Weapons of Math Destruction
Así se titula un libro que no he leído y que, pese a lo cual, como los malos críticos, voy a comentar. Los libros suelen estar plagados de hojarasca, tal vez porque de otra manera no se puede hacer crecer un par de ideas más o menos originales a las cientoypico páginas como mínimo que uno espera encontrar entre dos tapas. El relato corto no da caché. Y yo ando corto de tiempo.
Así que haré caso a los comentaristas del libro, que me informan de que revisa desde una perspectiva moral el efecto de los modelos estadísticos y su aplicación a diversos ámbitos que afectan a personas: admisiones, concesiones de créditos, fijaciones de precios y otros. Y que es, además, fiel a su título (concedo que muy ingenioso): los tacha de armas de destrucción masiva por tres de sus presuntas propiedades: son opacos, son ubicuos y causan daño.
¿Opacidad? Es tarde para preocuparse ya de eso. En tiempos, las cosas no eran opacas: el botijo era uno de los instrumentos más sofisticados que mucha gente utilizaba. Pero hoy en día, ¿qué hay que no sea opaco? Usamos ordenadores, programas, etc. y nos fiamos de ellos. Como de los coches o de esos móviles que tienen las piezas pegadas a la caja. Hacemos caso del médico del seguro, que escribe nuestro diagnóstico en un informe en un idioma que parece otro y tomamos medicinas cuya composición se nos escapa. Pagamos impuestos siguiendo reglas que, pensamos, son las correctas (¿quién ha leído y comprendido la ley que rige el IRPF o el IVA?) y casi seguro cualquiera de nosotros está incumpliendo alguna ley oscura. Nadie entiende ni ha entendido jamás una nómina (española). ¿Y de repente queremos que a cualquier gañán del Cercanías que pasa por Coslada entienda una regresión logística? Lo siento, pero la transparencia no es una propiedad, ni siquiera una propiedad deseable, de los cachivaches propios de una sociedad avanzada. Las cosas solo son claras para nuestros intermediarios, llámense médicos, abogados, informáticos o contables.

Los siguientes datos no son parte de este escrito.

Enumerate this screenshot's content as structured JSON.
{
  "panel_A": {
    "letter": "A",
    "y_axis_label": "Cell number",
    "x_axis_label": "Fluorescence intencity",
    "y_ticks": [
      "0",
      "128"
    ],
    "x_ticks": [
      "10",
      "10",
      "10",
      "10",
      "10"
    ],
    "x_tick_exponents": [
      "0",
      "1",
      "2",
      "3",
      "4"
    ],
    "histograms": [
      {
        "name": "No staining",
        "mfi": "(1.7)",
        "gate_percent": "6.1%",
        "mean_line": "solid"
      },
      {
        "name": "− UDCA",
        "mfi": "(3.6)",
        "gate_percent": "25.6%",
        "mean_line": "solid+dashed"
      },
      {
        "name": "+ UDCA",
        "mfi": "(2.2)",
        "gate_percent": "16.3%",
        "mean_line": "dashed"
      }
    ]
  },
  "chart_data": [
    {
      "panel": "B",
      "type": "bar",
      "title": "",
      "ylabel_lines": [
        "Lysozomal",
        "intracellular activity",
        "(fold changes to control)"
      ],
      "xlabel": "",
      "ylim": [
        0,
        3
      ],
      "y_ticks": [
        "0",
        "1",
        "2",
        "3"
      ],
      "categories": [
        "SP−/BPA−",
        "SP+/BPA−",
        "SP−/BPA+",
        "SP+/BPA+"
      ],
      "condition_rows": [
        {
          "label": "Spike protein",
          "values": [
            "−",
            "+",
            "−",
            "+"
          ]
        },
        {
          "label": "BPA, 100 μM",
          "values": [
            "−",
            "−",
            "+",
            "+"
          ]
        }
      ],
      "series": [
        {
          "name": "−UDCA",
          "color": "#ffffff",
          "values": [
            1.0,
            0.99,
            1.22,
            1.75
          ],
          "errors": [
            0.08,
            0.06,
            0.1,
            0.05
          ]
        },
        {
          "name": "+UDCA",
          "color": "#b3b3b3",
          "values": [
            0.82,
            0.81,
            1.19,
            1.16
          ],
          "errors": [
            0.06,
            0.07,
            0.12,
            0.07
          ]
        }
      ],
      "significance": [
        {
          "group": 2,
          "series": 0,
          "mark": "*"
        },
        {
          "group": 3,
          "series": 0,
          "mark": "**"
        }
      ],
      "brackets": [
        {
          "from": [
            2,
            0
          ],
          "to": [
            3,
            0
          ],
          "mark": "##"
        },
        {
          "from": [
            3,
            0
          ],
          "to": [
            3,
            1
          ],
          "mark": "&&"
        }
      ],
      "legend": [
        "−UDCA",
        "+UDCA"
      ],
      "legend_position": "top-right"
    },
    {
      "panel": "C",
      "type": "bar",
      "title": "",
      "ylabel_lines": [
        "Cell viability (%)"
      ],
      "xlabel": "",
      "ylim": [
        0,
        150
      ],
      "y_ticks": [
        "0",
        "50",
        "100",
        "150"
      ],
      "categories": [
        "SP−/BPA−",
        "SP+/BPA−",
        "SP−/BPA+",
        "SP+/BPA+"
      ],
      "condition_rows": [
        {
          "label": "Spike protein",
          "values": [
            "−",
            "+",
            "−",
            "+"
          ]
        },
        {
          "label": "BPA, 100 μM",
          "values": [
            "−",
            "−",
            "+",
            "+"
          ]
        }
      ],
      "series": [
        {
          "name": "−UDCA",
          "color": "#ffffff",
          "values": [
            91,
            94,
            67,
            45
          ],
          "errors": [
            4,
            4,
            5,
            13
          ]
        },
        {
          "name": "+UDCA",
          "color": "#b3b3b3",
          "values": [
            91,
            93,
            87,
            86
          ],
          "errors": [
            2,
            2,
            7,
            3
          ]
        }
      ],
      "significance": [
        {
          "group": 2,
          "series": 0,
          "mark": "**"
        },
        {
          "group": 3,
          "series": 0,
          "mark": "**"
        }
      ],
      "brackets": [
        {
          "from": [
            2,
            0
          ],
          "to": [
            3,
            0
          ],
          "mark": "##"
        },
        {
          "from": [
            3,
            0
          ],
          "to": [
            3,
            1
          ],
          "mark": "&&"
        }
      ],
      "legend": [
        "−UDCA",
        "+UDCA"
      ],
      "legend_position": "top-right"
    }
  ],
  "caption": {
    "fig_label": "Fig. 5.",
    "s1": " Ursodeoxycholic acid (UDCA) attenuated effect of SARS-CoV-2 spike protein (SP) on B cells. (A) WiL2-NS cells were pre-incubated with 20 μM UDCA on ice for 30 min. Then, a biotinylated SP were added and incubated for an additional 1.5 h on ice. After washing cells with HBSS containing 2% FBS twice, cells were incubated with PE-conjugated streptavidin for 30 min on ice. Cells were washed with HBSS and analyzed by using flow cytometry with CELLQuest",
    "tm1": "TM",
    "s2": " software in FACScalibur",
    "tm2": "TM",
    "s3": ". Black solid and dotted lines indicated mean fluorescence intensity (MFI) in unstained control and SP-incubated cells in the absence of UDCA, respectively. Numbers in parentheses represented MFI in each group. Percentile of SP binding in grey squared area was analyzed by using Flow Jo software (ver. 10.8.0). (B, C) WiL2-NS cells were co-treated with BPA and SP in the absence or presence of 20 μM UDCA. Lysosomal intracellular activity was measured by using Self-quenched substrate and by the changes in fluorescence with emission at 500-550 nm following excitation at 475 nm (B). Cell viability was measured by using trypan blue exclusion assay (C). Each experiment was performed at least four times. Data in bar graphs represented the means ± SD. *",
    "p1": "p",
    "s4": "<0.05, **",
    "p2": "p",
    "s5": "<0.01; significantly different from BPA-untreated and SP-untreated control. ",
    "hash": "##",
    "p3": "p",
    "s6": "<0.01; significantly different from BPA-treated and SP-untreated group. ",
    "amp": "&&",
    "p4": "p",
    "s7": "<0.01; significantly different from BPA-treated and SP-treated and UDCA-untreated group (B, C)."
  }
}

El daño que se ve que causan, por lo que dicen los comentaristas, parece reducirse a la tendencia a perpetuar ciertos prejuicios. Creemos que la subpoblación X es menos digna de recibir un préstamo y ese sesgo viaja a nuestros modelos; entonces, la subpoblación X seguirá siendo perjudicada por el sistema bancario. Daño.
Ya se ha hablado previamente en estas páginas del papel de los prejuicios, su inmerecida mala prensa y su relación con la modelización estadística. Los prejuicios debidamente modelados son prioris: lo que se sabe antes de ver datos. ¿Qué podemos saber de alguien antes de ver su comportamiento? Su sexo, su raza, su dirección, su nivel de estudios, cómo viste, etc., la primera impresión. De que un modelo construido con primeras impresiones reproduzca nuestros prejuicios, pueden hacerse dos lecturas. La primera, la del libro: que, de algún modo, se nos han colado ahí (¿y que eso es indeseable?).
La segunda, más optimista, es que nuestros prejuicios, o muchos de ellos, en el fondo, están justificados, refrendados por modelos objetivos construidos con datos. Igual a alguien no le guste leer eso y, bien, le daré la bienvenida al club de aquellos a los que no nos gusta leer determinadas cosas. ¡Qué se le va a hacer!
El problema es que, da la impresión, los modelos que discute la autora son de inspiración frecuentista. Seguramente no son adaptativos, no van actualizándose con el comportamiento observado de los sujetos a los que se aplica. Que debería ser una propiedad fundamental de cualquier tipo de modelo de los que discute la autora.
Algunos nacimos y crecimos y aborrecimos barrios que se llamaban Arrabal, San José o Las Fuentes. Teníamos la suerte del esperma en contra (relativamente: no hablamos de Gabón). Pero salimos de ahí sin lloriquear. Los que se quedaron podrán siempre echarle la culpa a algún tipo de weapon of math destruction.